The finesse of a gold bar is the weight of the gold present in the bar

Official Explanation

According to the text, the finesse of a gold bar is equal to the weight of gold in the bar divided by the total weight of the bar. The text also indicates that the three gold bars have the same weight, that the first two bars have the same finesse, and that melting and combining the three bars would result in a gold bar with a finesse of 0.96. Since the first two bars have identical finesse and identical weight, the weight of the gold present in those bars must also be identical.
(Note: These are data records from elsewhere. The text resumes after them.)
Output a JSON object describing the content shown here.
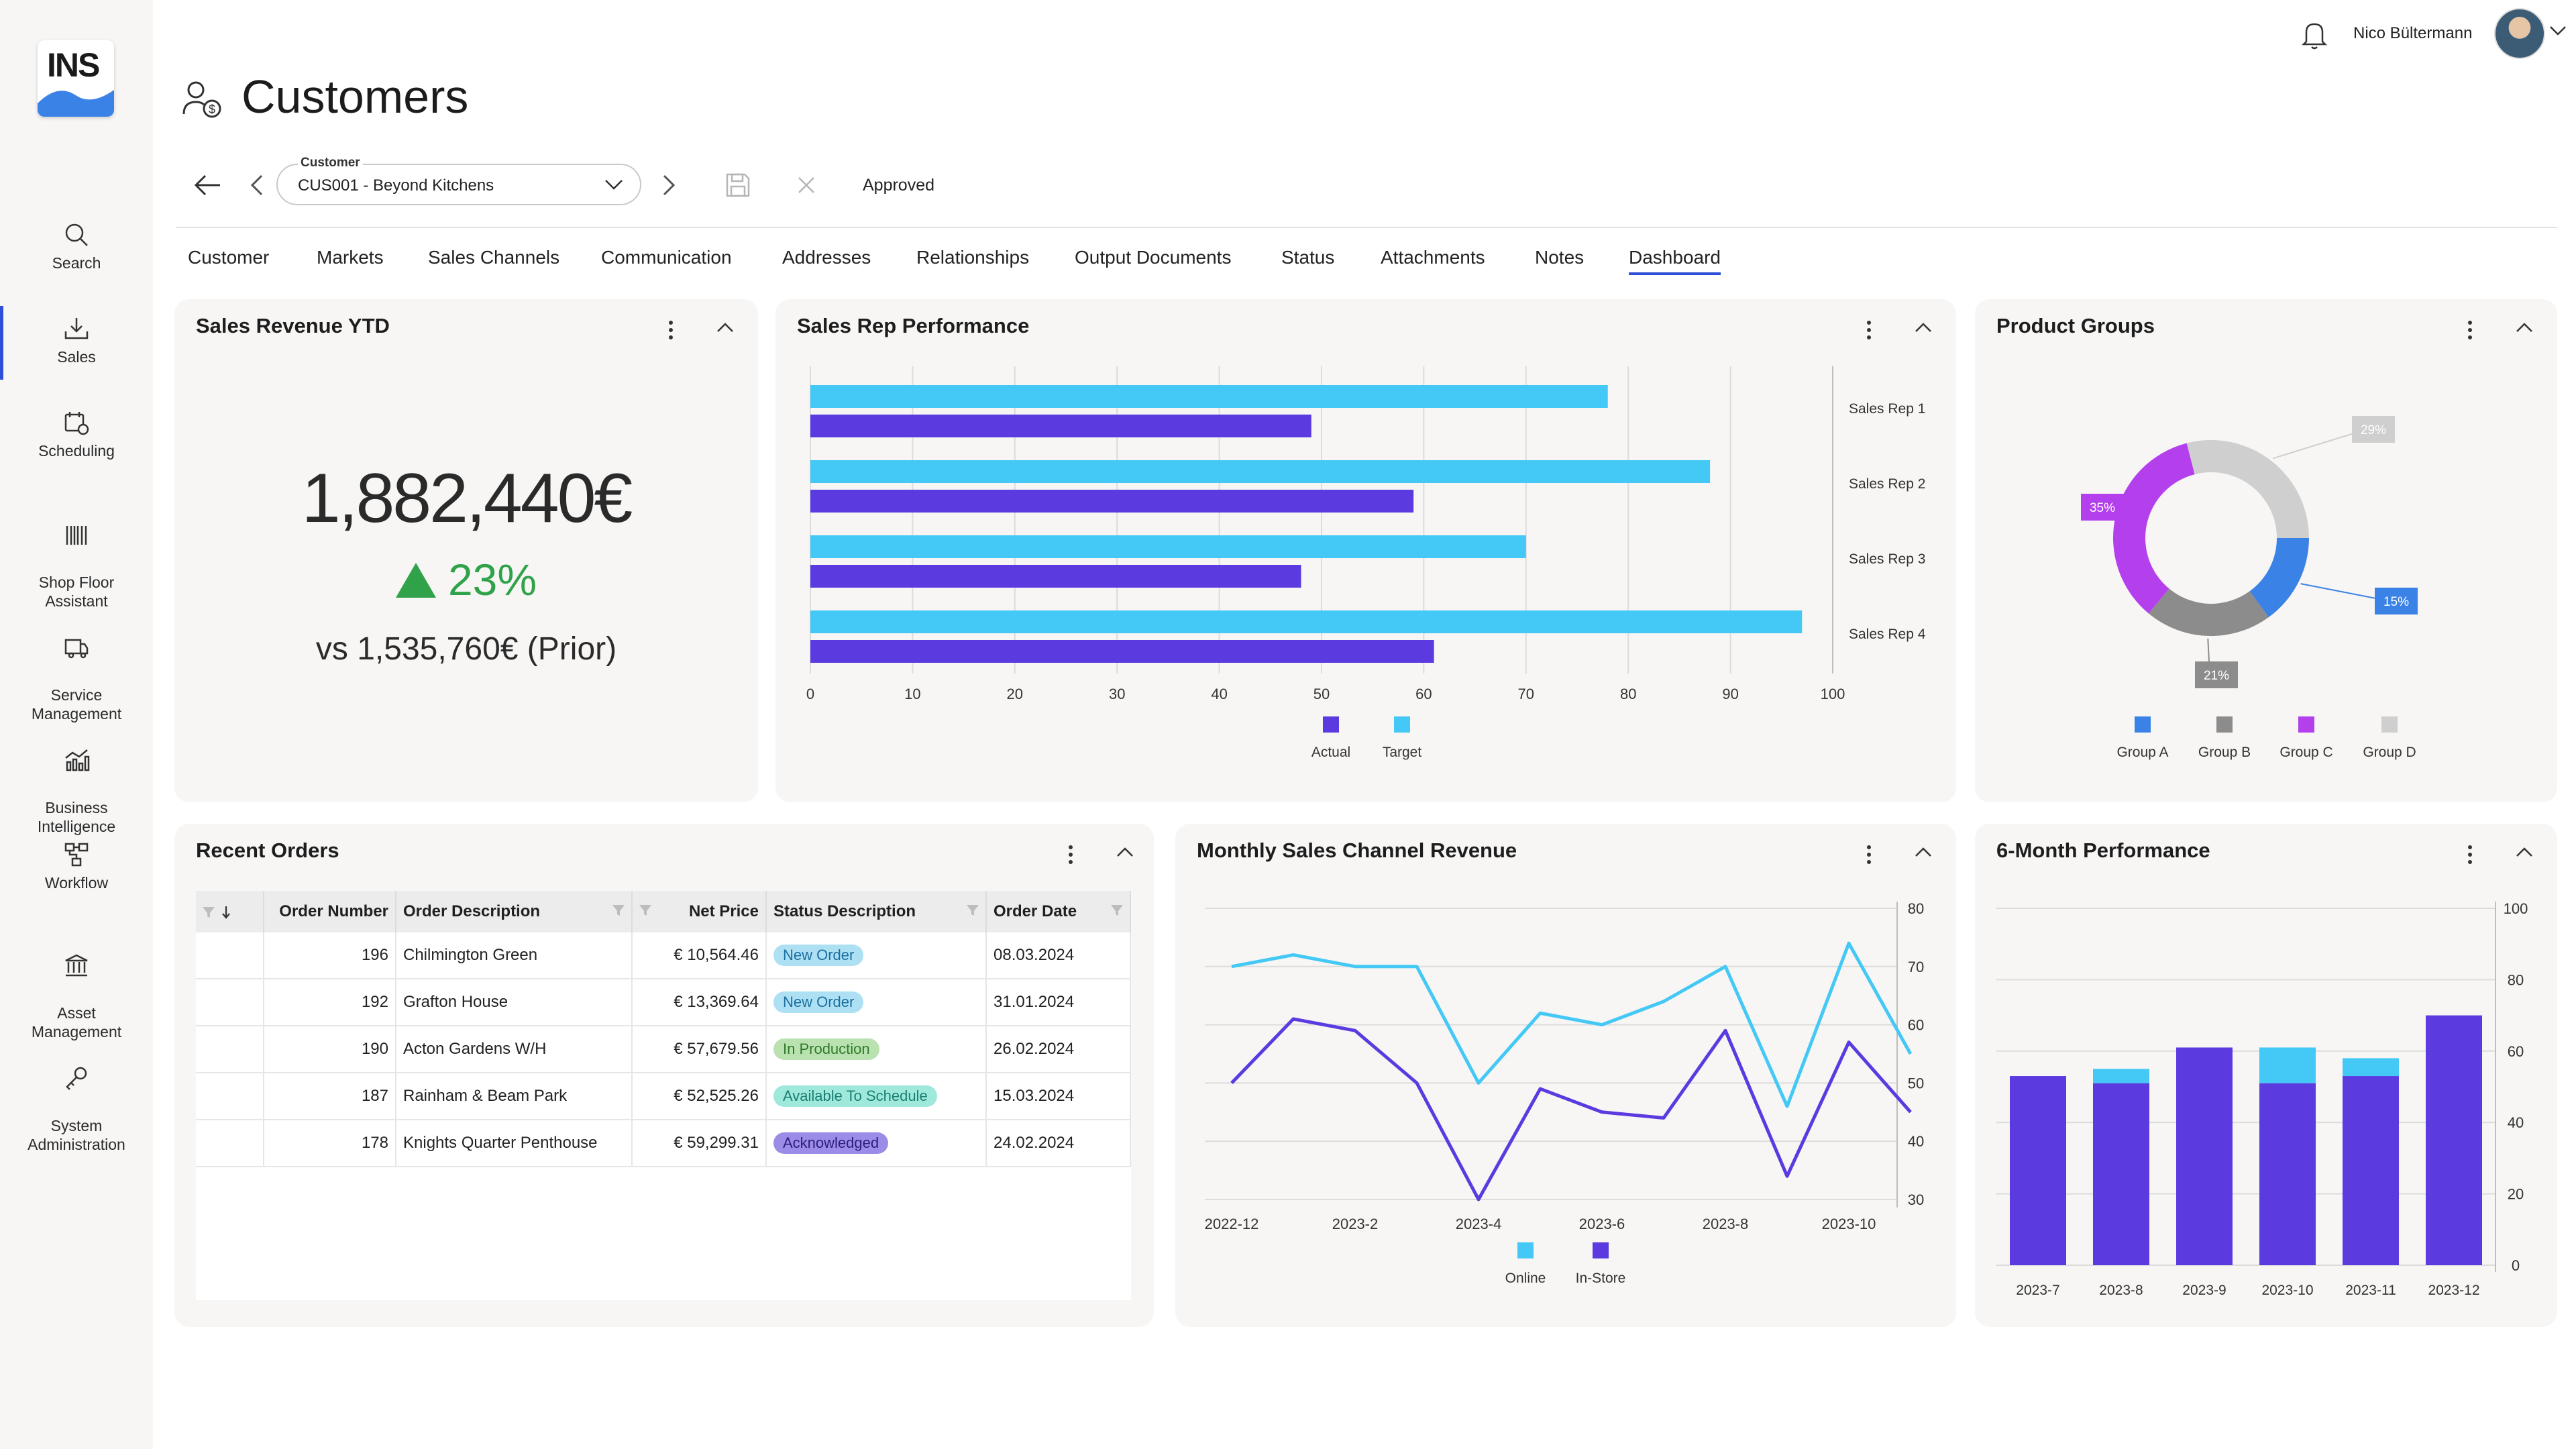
{
  "app": {
    "logo_text": "INS"
  },
  "sidebar": {
    "items": [
      {
        "label": "Search"
      },
      {
        "label": "Sales"
      },
      {
        "label": "Scheduling"
      },
      {
        "label": "Shop Floor\nAssistant"
      },
      {
        "label": "Service\nManagement"
      },
      {
        "label": "Business\nIntelligence"
      },
      {
        "label": "Workflow"
      },
      {
        "label": "Asset\nManagement"
      },
      {
        "label": "System\nAdministration"
      }
    ]
  },
  "header": {
    "title": "Customers",
    "user_name": "Nico Bültermann"
  },
  "toolbar": {
    "customer_label": "Customer",
    "customer_value": "CUS001 - Beyond Kitchens",
    "status": "Approved"
  },
  "tabs": [
    {
      "label": "Customer"
    },
    {
      "label": "Markets"
    },
    {
      "label": "Sales Channels"
    },
    {
      "label": "Communication"
    },
    {
      "label": "Addresses"
    },
    {
      "label": "Relationships"
    },
    {
      "label": "Output Documents"
    },
    {
      "label": "Status"
    },
    {
      "label": "Attachments"
    },
    {
      "label": "Notes"
    },
    {
      "label": "Dashboard",
      "active": true
    }
  ],
  "cards": {
    "revenue": {
      "title": "Sales Revenue YTD",
      "amount": "1,882,440€",
      "growth": "23%",
      "prior": "vs 1,535,760€ (Prior)"
    },
    "sales_rep": {
      "title": "Sales Rep Performance"
    },
    "product_groups": {
      "title": "Product Groups"
    },
    "recent_orders": {
      "title": "Recent Orders"
    },
    "monthly_channel": {
      "title": "Monthly Sales Channel Revenue"
    },
    "six_month": {
      "title": "6-Month Performance"
    }
  },
  "orders": {
    "columns": [
      "Order Number",
      "Order Description",
      "Net Price",
      "Status Description",
      "Order Date"
    ],
    "rows": [
      {
        "number": "196",
        "description": "Chilmington Green",
        "price": "€ 10,564.46",
        "status": "New Order",
        "date": "08.03.2024"
      },
      {
        "number": "192",
        "description": "Grafton House",
        "price": "€ 13,369.64",
        "status": "New Order",
        "date": "31.01.2024"
      },
      {
        "number": "190",
        "description": "Acton Gardens W/H",
        "price": "€ 57,679.56",
        "status": "In Production",
        "date": "26.02.2024"
      },
      {
        "number": "187",
        "description": "Rainham & Beam Park",
        "price": "€ 52,525.26",
        "status": "Available To Schedule",
        "date": "15.03.2024"
      },
      {
        "number": "178",
        "description": "Knights Quarter Penthouse",
        "price": "€ 59,299.31",
        "status": "Acknowledged",
        "date": "24.02.2024"
      }
    ],
    "status_colors": {
      "New Order": {
        "bg": "#aee0f4",
        "fg": "#1a6fa0"
      },
      "In Production": {
        "bg": "#b9e2b0",
        "fg": "#2f7a2a"
      },
      "Available To Schedule": {
        "bg": "#9fe8dc",
        "fg": "#1c7f73"
      },
      "Acknowledged": {
        "bg": "#9c8ce8",
        "fg": "#2c1e7c"
      }
    }
  },
  "colors": {
    "accent": "#2e4fd8",
    "actual": "#5b3be0",
    "target": "#44c8f5",
    "growth": "#2fa24a"
  },
  "chart_data": [
    {
      "id": "sales_rep",
      "type": "bar",
      "orientation": "horizontal",
      "categories": [
        "Sales Rep 1",
        "Sales Rep 2",
        "Sales Rep 3",
        "Sales Rep 4"
      ],
      "series": [
        {
          "name": "Target",
          "values": [
            78,
            88,
            70,
            97
          ],
          "color": "#44c8f5"
        },
        {
          "name": "Actual",
          "values": [
            49,
            59,
            48,
            61
          ],
          "color": "#5b3be0"
        }
      ],
      "xlim": [
        0,
        100
      ],
      "xticks": [
        0,
        10,
        20,
        30,
        40,
        50,
        60,
        70,
        80,
        90,
        100
      ],
      "legend": [
        "Actual",
        "Target"
      ],
      "grid": true
    },
    {
      "id": "product_groups",
      "type": "pie",
      "donut": true,
      "labels": [
        "Group A",
        "Group B",
        "Group C",
        "Group D"
      ],
      "values": [
        15,
        21,
        35,
        29
      ],
      "value_labels": [
        "15%",
        "21%",
        "35%",
        "29%"
      ],
      "colors": [
        "#3b82e6",
        "#8c8c8c",
        "#b43fec",
        "#cfcfcf"
      ]
    },
    {
      "id": "monthly_channel",
      "type": "line",
      "x": [
        "2022-12",
        "2023-1",
        "2023-2",
        "2023-3",
        "2023-4",
        "2023-5",
        "2023-6",
        "2023-7",
        "2023-8",
        "2023-9",
        "2023-10",
        "2023-11"
      ],
      "xticks": [
        "2022-12",
        "2023-2",
        "2023-4",
        "2023-6",
        "2023-8",
        "2023-10"
      ],
      "series": [
        {
          "name": "Online",
          "values": [
            70,
            72,
            70,
            70,
            50,
            62,
            60,
            64,
            70,
            46,
            74,
            55
          ],
          "color": "#44c8f5"
        },
        {
          "name": "In-Store",
          "values": [
            50,
            61,
            59,
            50,
            30,
            49,
            45,
            44,
            59,
            34,
            57,
            45
          ],
          "color": "#5b3be0"
        }
      ],
      "ylim": [
        30,
        80
      ],
      "yticks": [
        30,
        40,
        50,
        60,
        70,
        80
      ],
      "grid": true
    },
    {
      "id": "six_month",
      "type": "bar",
      "stacked": true,
      "categories": [
        "2023-7",
        "2023-8",
        "2023-9",
        "2023-10",
        "2023-11",
        "2023-12"
      ],
      "series": [
        {
          "name": "Actual",
          "values": [
            53,
            51,
            61,
            51,
            53,
            70
          ],
          "color": "#5b3be0"
        },
        {
          "name": "Target",
          "values": [
            0,
            4,
            0,
            10,
            5,
            0
          ],
          "color": "#44c8f5"
        }
      ],
      "ylim": [
        0,
        100
      ],
      "yticks": [
        0,
        20,
        40,
        60,
        80,
        100
      ],
      "grid": true
    }
  ]
}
Let x equal the weight of the gold in each of the first two bars, let y equal the weight of the gold in the third bar, and let w be the total weight of each bar. Then, since the finesse of the combined bar is 0.96, it must be the case that

\(\frac{2x+y}{3w}=0.96\) or \(2(\frac{x}{w})+(\frac{y}{w})=(0.96)(3)=2.88\). But then if \(F_{1}=\frac{x}{w}\) is the finesse of each of the first two bars,

and \(F_{3}=\frac{y}{w}\) is the finesse of the third bar, then \(2F_{1}+F_{3}=2.88\). Among the available options, substituting 0.98

for \(F_{1}\) and 0.92 for \(F_{3}\) gives us \(2(0.98) + 0.92 = 1.96 + 0.92 = 2.88\).

No other pair of options yields the correct result.

Answer

Third bar: 0.92
First two bars: 0.98